Freuten sich darüber, dass das zweite Herzkatheterlabor in Betrieb genommen werden kann: Chefarzt Dr. Burkhard Hügl (rechts) und die Mitglieder des Direktoriums Oberin Therese Schneider, Pflegedirektor Ulrich Pötzl und der Ärztliche Direktor Prof. Dr. Christof Schenkel-Häger (von rechts).

08.04.2014

Neuwied. Das erste Herzkatheterlabor hatte das Marienhaus Klinikum St. Elisabeth im September 2008 in Betrieb genommen. Dieses ist durch die Behandlung von Patienten mit Herzrhythmusstörungen sehr stark ausgelastet. Die Rhythmologie ist nämlich einer der Schwerpunkte der Klinik für Innere Medizin, Kardiologie/Rhythmologie.

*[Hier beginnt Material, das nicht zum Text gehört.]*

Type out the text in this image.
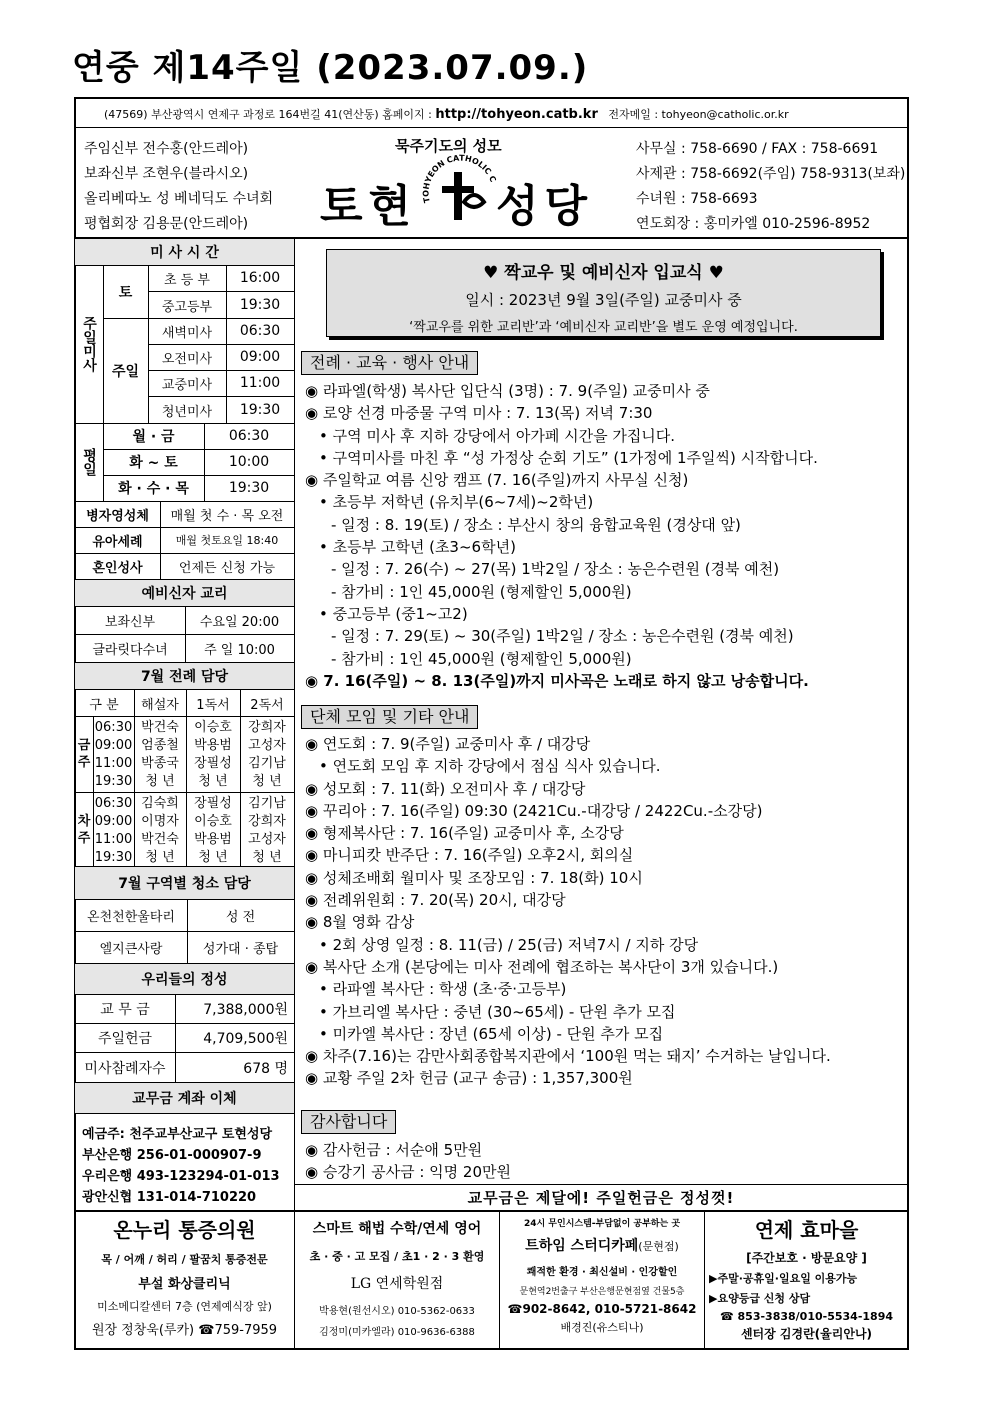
연중 제14주일 (2023.07.09.)
(47569) 부산광역시 연제구 과정로 164번길 41(연산동) 홈페이지 : http://tohyeon.catb.kr 전자메일 : tohyeon@catholic.or.kr
주임신부 전수홍(안드레아)
보좌신부 조현우(블라시오)
올리베따노 성 베네딕도 수녀회
평협회장 김용문(안드레아)
묵주기도의 성모
토현 성당
TOHYEON CATHOLIC C
사무실 : 758-6690 / FAX : 758-6691
사제관 : 758-6692(주임) 758-9313(보좌)
수녀원 : 758-6693
연도회장 : 홍미카엘 010-2596-8952
미 사 시 간
주일미사
토
주일
초 등 부	16:00
중고등부	19:30
새벽미사	06:30
오전미사	09:00
교중미사	11:00
청년미사	19:30
평일
월 · 금	06:30
화 ~ 토	10:00
화 · 수 · 목	19:30
병자영성체	매월 첫 수 · 목 오전
유아세례	매월 첫토요일 18:40
혼인성사	언제든 신청 가능
예비신자 교리
보좌신부	수요일 20:00
글라릿다수녀	주 일 10:00
7월 전례 담당
구 분	해설자	1독서	2독서
금주
06:30 박건숙	이승호	강희자
09:00 엄종철	박용범	고성자
11:00 박종국	장필성	김기남
19:30	청 년	청 년	청 년
차주
06:30 김숙희	장필성	김기남
09:00 이명자	이승호	강희자
11:00 박건숙	박용범	고성자
19:30	청 년	청 년	청 년
7월 구역별 청소 담당
온천천한울타리	성 전
엘지큰사랑	성가대 · 종탑
우리들의 정성
교 무 금	7,388,000원
주일헌금	4,709,500원
미사참례자수	678 명
교무금 계좌 이체
예금주: 천주교부산교구 토현성당
부산은행 256-01-000907-9
우리은행 493-123294-01-013
광안신협 131-014-710220
♥ 짝교우 및 예비신자 입교식 ♥
일시 : 2023년 9월 3일(주일) 교중미사 중
‘짝교우를 위한 교리반’과 ‘예비신자 교리반’을 별도 운영 예정입니다.
전례 · 교육 · 행사 안내
◉ 라파엘(학생) 복사단 입단식 (3명) : 7. 9(주일) 교중미사 중
◉ 로양 선경 마중물 구역 미사 : 7. 13(목) 저녁 7:30
• 구역 미사 후 지하 강당에서 아가페 시간을 가집니다.
• 구역미사를 마친 후 “성 가정상 순회 기도” (1가정에 1주일씩) 시작합니다.
◉ 주일학교 여름 신앙 캠프 (7. 16(주일)까지 사무실 신청)
• 초등부 저학년 (유치부(6~7세)~2학년)
- 일정 : 8. 19(토) / 장소 : 부산시 창의 융합교육원 (경상대 앞)
• 초등부 고학년 (초3~6학년)
- 일정 : 7. 26(수) ~ 27(목) 1박2일 / 장소 : 농은수련원 (경북 예천)
- 참가비 : 1인 45,000원 (형제할인 5,000원)
• 중고등부 (중1~고2)
- 일정 : 7. 29(토) ~ 30(주일) 1박2일 / 장소 : 농은수련원 (경북 예천)
- 참가비 : 1인 45,000원 (형제할인 5,000원)
◉ 7. 16(주일) ~ 8. 13(주일)까지 미사곡은 노래로 하지 않고 낭송합니다.
단체 모임 및 기타 안내
◉ 연도회 : 7. 9(주일) 교중미사 후 / 대강당
• 연도회 모임 후 지하 강당에서 점심 식사 있습니다.
◉ 성모회 : 7. 11(화) 오전미사 후 / 대강당
◉ 꾸리아 : 7. 16(주일) 09:30 (2421Cu.-대강당 / 2422Cu.-소강당)
◉ 형제복사단 : 7. 16(주일) 교중미사 후, 소강당
◉ 마니피캇 반주단 : 7. 16(주일) 오후2시, 회의실
◉ 성체조배회 월미사 및 조장모임 : 7. 18(화) 10시
◉ 전례위원회 : 7. 20(목) 20시, 대강당
◉ 8월 영화 감상
• 2회 상영 일정 : 8. 11(금) / 25(금) 저녁7시 / 지하 강당
◉ 복사단 소개 (본당에는 미사 전례에 협조하는 복사단이 3개 있습니다.)
• 라파엘 복사단 : 학생 (초·중·고등부)
• 가브리엘 복사단 : 중년 (30~65세) - 단원 추가 모집
• 미카엘 복사단 : 장년 (65세 이상) - 단원 추가 모집
◉ 차주(7.16)는 감만사회종합복지관에서 ‘100원 먹는 돼지’ 수거하는 날입니다.
◉ 교황 주일 2차 헌금 (교구 송금) : 1,357,300원
감사합니다
◉ 감사헌금 : 서순애 5만원
◉ 승강기 공사금 : 익명 20만원
교무금은 제달에! 주일헌금은 정성껏!
온누리 통증의원
목 / 어깨 / 허리 / 팔꿈치 통증전문
부설 화상클리닉
미소메디칼센터 7층 (연제예식장 앞)
원장 정창욱(루카) ☎759-7959
스마트 해법 수학/연세 영어
초 · 중 · 고 모집 / 초1 · 2 · 3 환영
LG 연세학원점
박용현(원선시오) 010-5362-0633
김정미(미카엘라) 010-9636-6388
24시 무인시스템-부담없이 공부하는 곳
트하임 스터디카페(문현점)
쾌적한 환경 · 최신설비 · 인강할인
문현역2번출구 부산은행문현점옆 건물5층
☎902-8642, 010-5721-8642
배경진(유스티나)
연제 효마을
[주간보호 · 방문요양 ]
▶주말·공휴일·일요일 이용가능
▶요양등급 신청 상담
☎ 853-3838/010-5534-1894
센터장 김경란(율리안나)
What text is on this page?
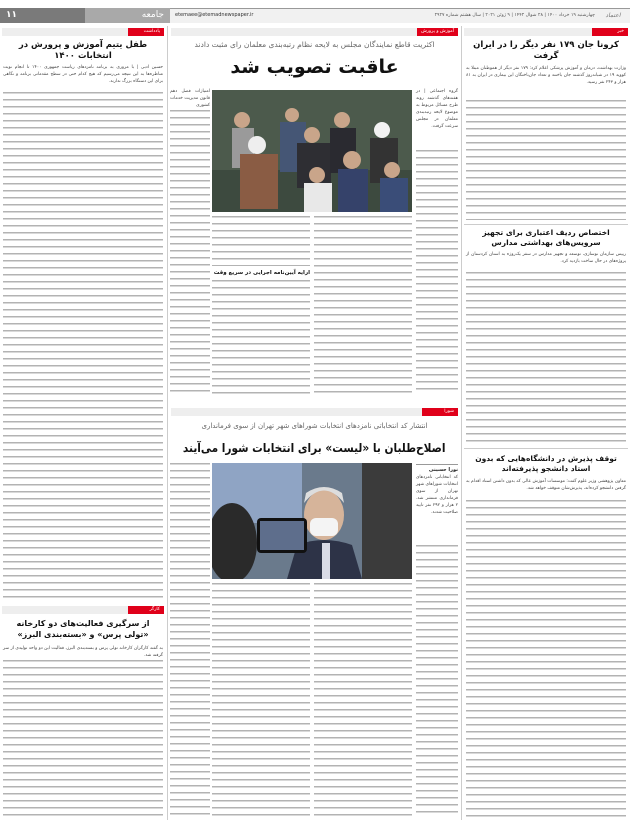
۱۱	جامعه	etemaee@etemadnewspaper.ir	چهارشنبه ۱۹ خرداد ۱۴۰۰ | ۲۸ شوال ۱۴۴۲ | ۹ ژوئن ۲۰۲۱ | سال هشتم شماره ۲۹۲۷	اعتماد
یادداشت
طفل یتیم آموزش و پرورش در انتخابات ۱۴۰۰
حسین ادبی | با مروری به برنامه نامزدهای ریاست جمهوری ۱۴۰۰ تا انجام نوبت مناظره‌ها به این نتیجه می‌رسیم که هیچ کدام حتی در سطح مقدماتی برنامه و نگاهی برای این دستگاه بزرگ ندارند.
کارگر
از سرگیری فعالیت‌های دو کارخانه «تولی پرس» و «بسته‌بندی البرز»
به گفته کارگران کارخانه تولی پرس و بسته‌بندی البرز، فعالیت این دو واحد تولیدی از سر گرفته شد.
آموزش و پرورش
اکثریت قاطع نمایندگان مجلس به لایحه نظام رتبه‌بندی معلمان رای مثبت دادند
عاقبت تصویب شد
گروه اجتماعی | در هفته‌های گذشته روند طرح مسائل مربوط به موضوع لایحه رتبه‌بندی معلمان در مجلس سرعت گرفت.
امتیازات فصل دهم قانون مدیریت خدمات کشوری
ارایه آیین‌نامه اجرایی در سریع وقت
شورا
انتشار کد انتخاباتی نامزدهای انتخابات شوراهای شهر تهران از سوی فرمانداری
اصلاح‌طلبان با «لیست» برای انتخابات شورا می‌آیند
نورا حسینی
کد انتخاباتی نامزدهای انتخابات شوراهای شهر تهران از سوی فرمانداری منتشر شد. ۲ هزار و ۲۹۲ نفر تایید صلاحیت شدند.
خبر
کرونا جان ۱۷۹ نفر دیگر را در ایران گرفت
وزارت بهداشت، درمان و آموزش پزشکی اعلام کرد: ۱۷۹ نفر دیگر از هموطنان مبتلا به کووید ۱۹ در شبانه‌روز گذشته جان باختند و تعداد جان‌باختگان این بیماری در ایران به ۸۱ هزار و ۲۴۳ نفر رسید.
اختصاص ردیف اعتباری برای تجهیز سرویس‌های بهداشتی مدارس
رییس سازمان نوسازی، توسعه و تجهیز مدارس در سفر یک‌روزه به استان کردستان از پروژه‌های در حال ساخت بازدید کرد.
توقف پذیرش در دانشگاه‌هایی که بدون استاد دانشجو پذیرفته‌اند
معاون پژوهشی وزیر علوم گفت: موسسات آموزش عالی که بدون داشتن استاد اقدام به گرفتن دانشجو کرده‌اند، پذیرش‌شان متوقف خواهد شد.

Anfang April hat das Team um Chefarzt Dr. Burkhard Hügl nun einen zweiten Linksherzkathetermessplatz in Betrieb nehmen können. Die Anschaffung möglich gemacht hat die großzügige Spende einer Patientin, die am eigenen Leibe erfahren hat, wie moderne Technik – richtig eingesetzt – ein Segen für die Menschen sein kann.

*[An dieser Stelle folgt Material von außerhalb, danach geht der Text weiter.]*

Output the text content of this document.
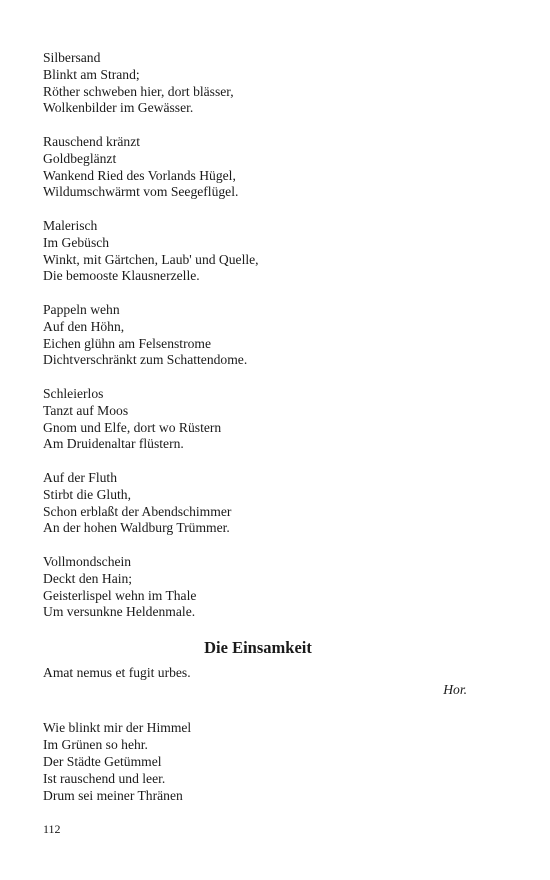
Silbersand
Blinkt am Strand;
Röther schweben hier, dort blässer,
Wolkenbilder im Gewässer.
Rauschend kränzt
Goldbeglänzt
Wankend Ried des Vorlands Hügel,
Wildumschwärmt vom Seegeflügel.
Malerisch
Im Gebüsch
Winkt, mit Gärtchen, Laub' und Quelle,
Die bemooste Klausnerzelle.
Pappeln wehn
Auf den Höhn,
Eichen glühn am Felsenstrome
Dichtverschränkt zum Schattendome.
Schleierlos
Tanzt auf Moos
Gnom und Elfe, dort wo Rüstern
Am Druidenaltar flüstern.
Auf der Fluth
Stirbt die Gluth,
Schon erblaßt der Abendschimmer
An der hohen Waldburg Trümmer.
Vollmondschein
Deckt den Hain;
Geisterlispel wehn im Thale
Um versunkne Heldenmale.
Die Einsamkeit
Amat nemus et fugit urbes.
Hor.
Wie blinkt mir der Himmel
Im Grünen so hehr.
Der Städte Getümmel
Ist rauschend und leer.
Drum sei meiner Thränen
112
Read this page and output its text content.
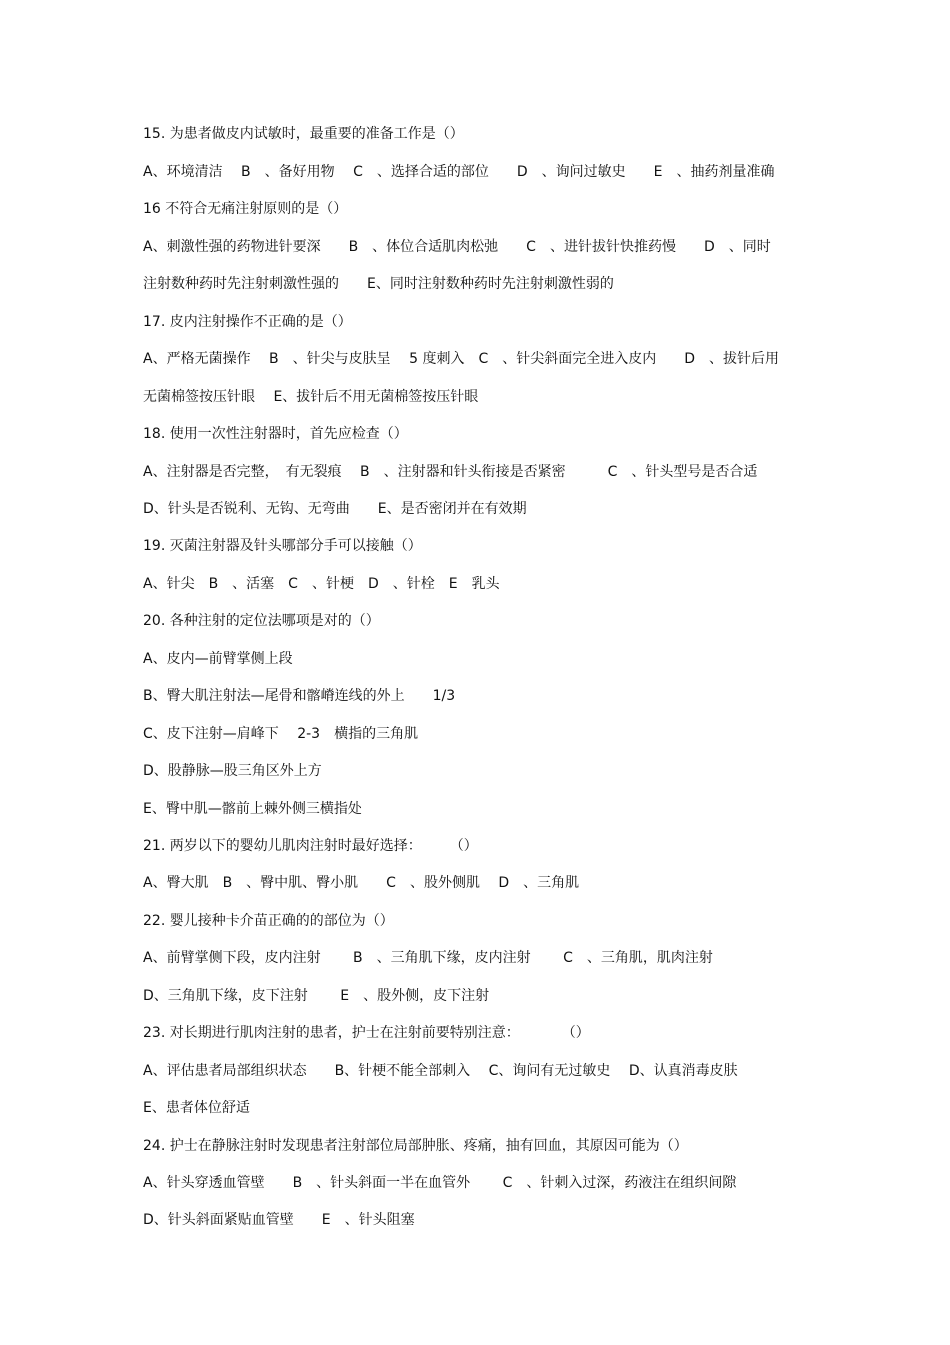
15. 为患者做皮内试敏时，最重要的准备工作是（）
A、环境清洁　 B　、备好用物　 C　、选择合适的部位　　D　、询问过敏史　　E　、抽药剂量准确
16 不符合无痛注射原则的是（）
A、刺激性强的药物进针要深　　B　、体位合适肌肉松弛　　C　、进针拔针快推药慢　　D　、同时
注射数种药时先注射刺激性强的　　E、同时注射数种药时先注射刺激性弱的
17. 皮内注射操作不正确的是（）
A、严格无菌操作　 B　、针尖与皮肤呈　 5 度刺入　C　、针尖斜面完全进入皮内　　D　、拔针后用
无菌棉签按压针眼　 E、拔针后不用无菌棉签按压针眼
18. 使用一次性注射器时，首先应检查（）
A、注射器是否完整，　有无裂痕　 B　、注射器和针头衔接是否紧密　　　C　、针头型号是否合适
D、针头是否锐利、无钩、无弯曲　　E、是否密闭并在有效期
19. 灭菌注射器及针头哪部分手可以接触（）
A、针尖　B　、活塞　C　、针梗　D　、针栓　E　乳头
20. 各种注射的定位法哪项是对的（）
A、皮内—前臂掌侧上段
B、臀大肌注射法—尾骨和髂嵴连线的外上　　1/3
C、皮下注射—肩峰下　 2-3　横指的三角肌
D、股静脉—股三角区外上方
E、臀中肌—髂前上棘外侧三横指处
21. 两岁以下的婴幼儿肌肉注射时最好选择：　　　（）
A、臀大肌　B　、臀中肌、臀小肌　　C　、股外侧肌　 D　、三角肌
22. 婴儿接种卡介苗正确的的部位为（）
A、前臂掌侧下段，皮内注射　　 B　、三角肌下缘，皮内注射　　 C　、三角肌，肌肉注射
D、三角肌下缘，皮下注射　　 E　、股外侧，皮下注射
23. 对长期进行肌肉注射的患者，护士在注射前要特别注意：　　　　（）
A、评估患者局部组织状态　　B、针梗不能全部刺入　 C、询问有无过敏史　 D、认真消毒皮肤
E、患者体位舒适
24. 护士在静脉注射时发现患者注射部位局部肿胀、疼痛，抽有回血，其原因可能为（）
A、针头穿透血管壁　　B　、针头斜面一半在血管外　　 C　、针刺入过深，药液注在组织间隙
D、针头斜面紧贴血管壁　　E　、针头阻塞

Das neue Herzkatheterlabor soll vornehmlich für die Diagnostik und Therapie von Patienten mit akuten und chronischen Herzerkrankungen genutzt werden. Dafür ist das Gerät aufgrund seiner ausgefeilten Technik auch besonders geeignet. Hier können nämlich gleichzeitig Röntgenaufnahmen in zwei Ebenen gemacht werden. Das spart wesentlich Kontrastmittel; und das belastet die Nieren der Patienten weniger. Und der Patient wird in diesem Gerät rund 60 Prozent weniger Strahlenbelastung ausgesetzt.

Mit diesem zweiten Herzkatheterlabor erfährt das Marienhaus Klinikum St. Elisabeth Neuwied eine weitere Aufwertung. Für Patienten aus dem nördlichen Rheinland-Pfalz, die an koronaren Herzerkrankungen leiden oder die mit akuten Brustschmerzen ins Krankenhaus kommen und bei denen kurzfristig abgeklärt werden muss, ob dafür etwa ein Herzinfarkt ursächlich ist, ist das Marienhaus Klinikum St. Elisabeth Neuwied die erste Adresse.